Carmen: I think the mistake adam is talking about is trying to bluff a 94o type player who likely would have called the hand down with a pair of fours. These are usually your valuetown opponents, not bluffing material. If he can fold to a cbet, maybe take a stab on the flop (though if he’s going to fold he’ll probably fold to a smallish bet), but when he calls and you have essentially air, good time to slow down.

adam
@ Wed Mar 04, 2009 08:29:18 AM
7

I probably should have expounded there a bit. You’re not going to push that guy off a paired hand when he already has 10BB invested after the flop unless you are playing pretty deep. time to c/f.
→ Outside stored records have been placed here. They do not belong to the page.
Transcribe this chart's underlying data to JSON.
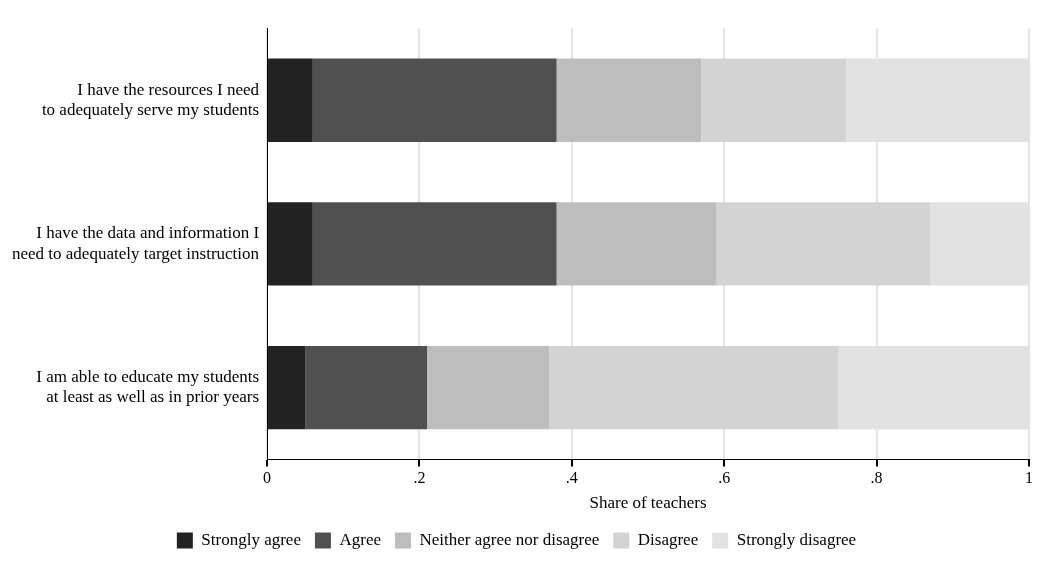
{
  "chart_data": {
    "type": "bar",
    "orientation": "horizontal",
    "stacked": true,
    "xlabel": "Share of teachers",
    "categories": [
      "I have the resources I need to adequately serve my students",
      "I have the data and information I need to adequately target instruction",
      "I am able to educate my students at least as well as in prior years"
    ],
    "series": [
      {
        "name": "Strongly agree",
        "color": "#222222",
        "values": [
          0.06,
          0.06,
          0.05
        ]
      },
      {
        "name": "Agree",
        "color": "#505050",
        "values": [
          0.32,
          0.32,
          0.16
        ]
      },
      {
        "name": "Neither agree nor disagree",
        "color": "#bdbdbd",
        "values": [
          0.19,
          0.21,
          0.16
        ]
      },
      {
        "name": "Disagree",
        "color": "#d3d3d3",
        "values": [
          0.19,
          0.28,
          0.38
        ]
      },
      {
        "name": "Strongly disagree",
        "color": "#e2e2e2",
        "values": [
          0.24,
          0.13,
          0.25
        ]
      }
    ],
    "xlim": [
      0,
      1
    ],
    "xticks": [
      0,
      {
        "value": 0.2,
        "label": ".2"
      },
      {
        "value": 0.4,
        "label": ".4"
      },
      {
        "value": 0.6,
        "label": ".6"
      },
      {
        "value": 0.8,
        "label": ".8"
      },
      1
    ],
    "grid": "x",
    "legend": "bottom"
  }
}
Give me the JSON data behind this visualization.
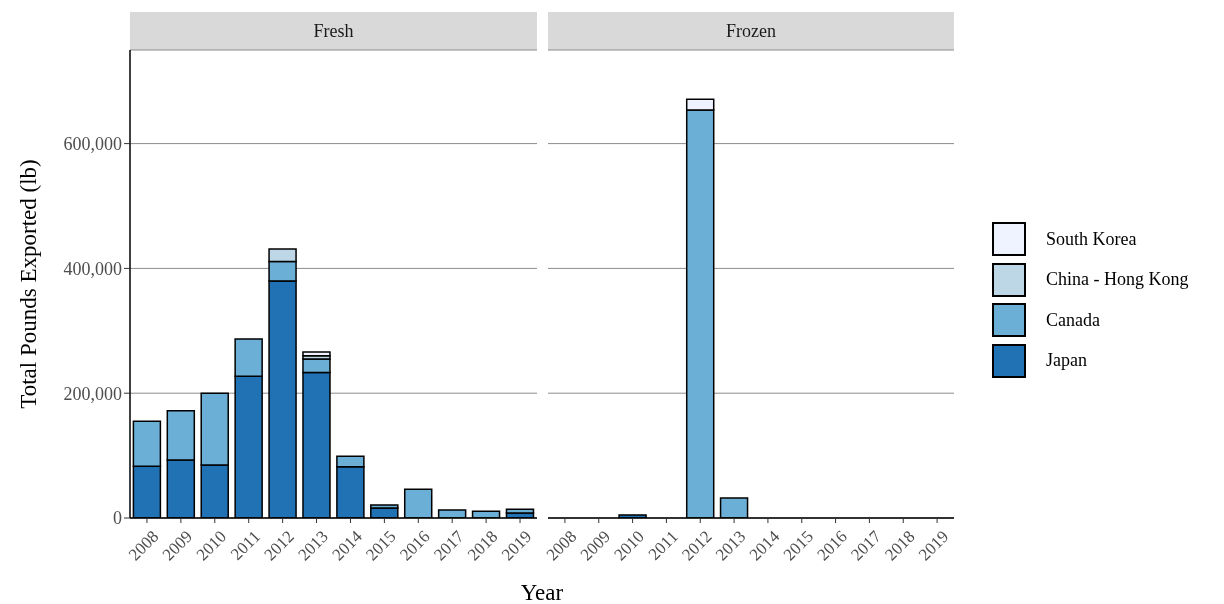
{
  "chart_data": [
    {
      "type": "bar",
      "title": "Fresh",
      "xlabel": "Year",
      "ylabel": "Total Pounds Exported (lb)",
      "stacked": true,
      "grid": "y",
      "legend": false,
      "categories": [
        "2008",
        "2009",
        "2010",
        "2011",
        "2012",
        "2013",
        "2014",
        "2015",
        "2016",
        "2017",
        "2018",
        "2019"
      ],
      "ylim": [
        0,
        750000
      ],
      "yticks": [
        0,
        {
          "value": 200000,
          "label": "200,000"
        },
        {
          "value": 400000,
          "label": "400,000"
        },
        {
          "value": 600000,
          "label": "600,000"
        }
      ],
      "series": [
        {
          "color": "#2171b5",
          "values": [
            83000,
            93000,
            85000,
            227000,
            380000,
            233000,
            82000,
            16000,
            0,
            0,
            0,
            8000
          ]
        },
        {
          "color": "#6baed6",
          "values": [
            72000,
            79000,
            115000,
            60000,
            31000,
            22000,
            17000,
            5000,
            46000,
            13000,
            11000,
            6000
          ]
        },
        {
          "color": "#bdd7e7",
          "values": [
            0,
            0,
            0,
            0,
            20000,
            5000,
            0,
            0,
            0,
            0,
            0,
            0
          ]
        },
        {
          "color": "#eff3ff",
          "values": [
            0,
            0,
            0,
            0,
            0,
            6000,
            0,
            0,
            0,
            0,
            0,
            0
          ]
        }
      ]
    },
    {
      "type": "bar",
      "title": "Frozen",
      "stacked": true,
      "grid": "y",
      "legend": "right",
      "tick_labels": "x",
      "categories": [
        "2008",
        "2009",
        "2010",
        "2011",
        "2012",
        "2013",
        "2014",
        "2015",
        "2016",
        "2017",
        "2018",
        "2019"
      ],
      "ylim": [
        0,
        750000
      ],
      "yticks": [
        0,
        200000,
        400000,
        600000
      ],
      "series": [
        {
          "name": "Japan",
          "color": "#2171b5",
          "values": [
            0,
            0,
            5000,
            0,
            0,
            0,
            0,
            null,
            0,
            0,
            0,
            0
          ]
        },
        {
          "name": "Canada",
          "color": "#6baed6",
          "values": [
            0,
            0,
            0,
            0,
            654000,
            32000,
            0,
            0,
            0,
            0,
            0,
            0
          ]
        },
        {
          "name": "China - Hong Kong",
          "color": "#bdd7e7",
          "values": [
            0,
            0,
            0,
            0,
            0,
            0,
            0,
            0,
            0,
            0,
            0,
            0
          ]
        },
        {
          "name": "South Korea",
          "color": "#eff3ff",
          "values": [
            0,
            0,
            0,
            0,
            17000,
            0,
            0,
            0,
            0,
            0,
            0,
            0
          ]
        }
      ]
    }
  ]
}
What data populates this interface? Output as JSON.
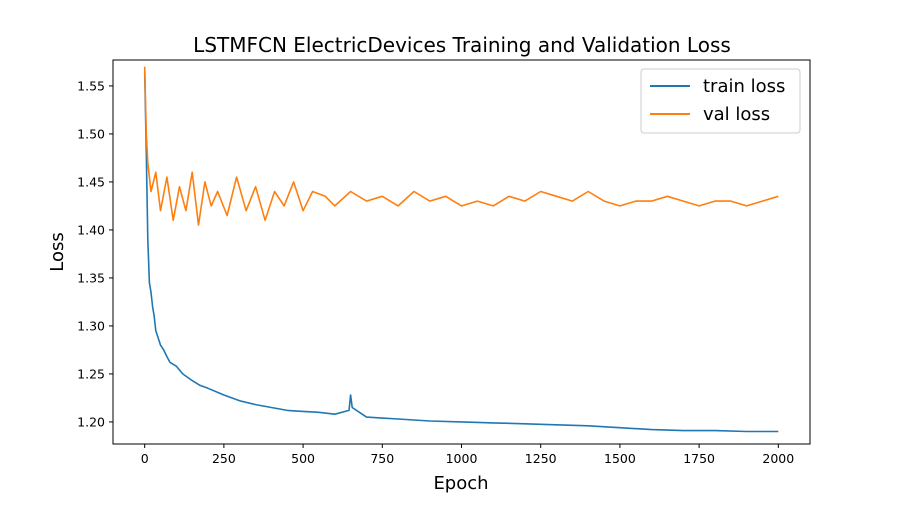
{
  "chart_data": {
    "type": "line",
    "title": "LSTMFCN ElectricDevices Training and Validation Loss",
    "xlabel": "Epoch",
    "ylabel": "Loss",
    "xlim": [
      -100,
      2100
    ],
    "ylim": [
      1.177,
      1.577
    ],
    "xticks": [
      0,
      250,
      500,
      750,
      1000,
      1250,
      1500,
      1750,
      2000
    ],
    "yticks": [
      1.2,
      1.25,
      1.3,
      1.35,
      1.4,
      1.45,
      1.5,
      1.55
    ],
    "xtick_labels": [
      "0",
      "250",
      "500",
      "750",
      "1000",
      "1250",
      "1500",
      "1750",
      "2000"
    ],
    "ytick_labels": [
      "1.20",
      "1.25",
      "1.30",
      "1.35",
      "1.40",
      "1.45",
      "1.50",
      "1.55"
    ],
    "grid": false,
    "legend_position": "upper right",
    "series": [
      {
        "name": "train loss",
        "color": "#1f77b4",
        "x": [
          0,
          5,
          10,
          15,
          20,
          25,
          30,
          35,
          40,
          50,
          60,
          70,
          80,
          100,
          120,
          150,
          175,
          200,
          250,
          300,
          350,
          400,
          450,
          500,
          550,
          600,
          645,
          650,
          655,
          700,
          750,
          800,
          900,
          1000,
          1100,
          1200,
          1300,
          1400,
          1500,
          1600,
          1700,
          1800,
          1900,
          2000
        ],
        "y": [
          1.565,
          1.48,
          1.39,
          1.345,
          1.335,
          1.32,
          1.31,
          1.295,
          1.29,
          1.28,
          1.275,
          1.268,
          1.262,
          1.258,
          1.25,
          1.243,
          1.238,
          1.235,
          1.228,
          1.222,
          1.218,
          1.215,
          1.212,
          1.211,
          1.21,
          1.208,
          1.212,
          1.228,
          1.215,
          1.205,
          1.204,
          1.203,
          1.201,
          1.2,
          1.199,
          1.198,
          1.197,
          1.196,
          1.194,
          1.192,
          1.191,
          1.191,
          1.19,
          1.19
        ]
      },
      {
        "name": "val loss",
        "color": "#ff7f0e",
        "x": [
          0,
          5,
          10,
          20,
          35,
          50,
          70,
          90,
          110,
          130,
          150,
          170,
          190,
          210,
          230,
          260,
          290,
          320,
          350,
          380,
          410,
          440,
          470,
          500,
          530,
          570,
          600,
          650,
          700,
          750,
          800,
          850,
          900,
          950,
          1000,
          1050,
          1100,
          1150,
          1200,
          1250,
          1300,
          1350,
          1400,
          1450,
          1500,
          1550,
          1600,
          1650,
          1700,
          1750,
          1800,
          1850,
          1900,
          1950,
          2000
        ],
        "y": [
          1.57,
          1.5,
          1.47,
          1.44,
          1.46,
          1.42,
          1.455,
          1.41,
          1.445,
          1.42,
          1.46,
          1.405,
          1.45,
          1.425,
          1.44,
          1.415,
          1.455,
          1.42,
          1.445,
          1.41,
          1.44,
          1.425,
          1.45,
          1.42,
          1.44,
          1.435,
          1.425,
          1.44,
          1.43,
          1.435,
          1.425,
          1.44,
          1.43,
          1.435,
          1.425,
          1.43,
          1.425,
          1.435,
          1.43,
          1.44,
          1.435,
          1.43,
          1.44,
          1.43,
          1.425,
          1.43,
          1.43,
          1.435,
          1.43,
          1.425,
          1.43,
          1.43,
          1.425,
          1.43,
          1.435
        ]
      }
    ]
  }
}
Also, your c-bet there should have been more in the $12-$15 range with just 2 overs (again assuming you have no straight or flush draws and you don’t have extremely high implied odds). Also, why call the river bet? If you are trying to “push him off his hand” the whole way did you really think you were ahead with J high? At least raise if you are going to commit more chips (although that is a huge leak, just a smaller leak than calling in that spot). I am certainly not advocating that you raise the river after he has called a pot sized bet on the flop, called you and the turn and then bet behind your check on the river. A donk villian ALWAYS has the goods with that line. Just pointing out that a call is the worst of your 3 options in that spot.

Carmen
@ Wed Mar 04, 2009 08:37:25 AM
8

Adverb/Adam — I’ve got so much to learn still! You’re so right on. Thanks for the advice and I will learn from my mistakes.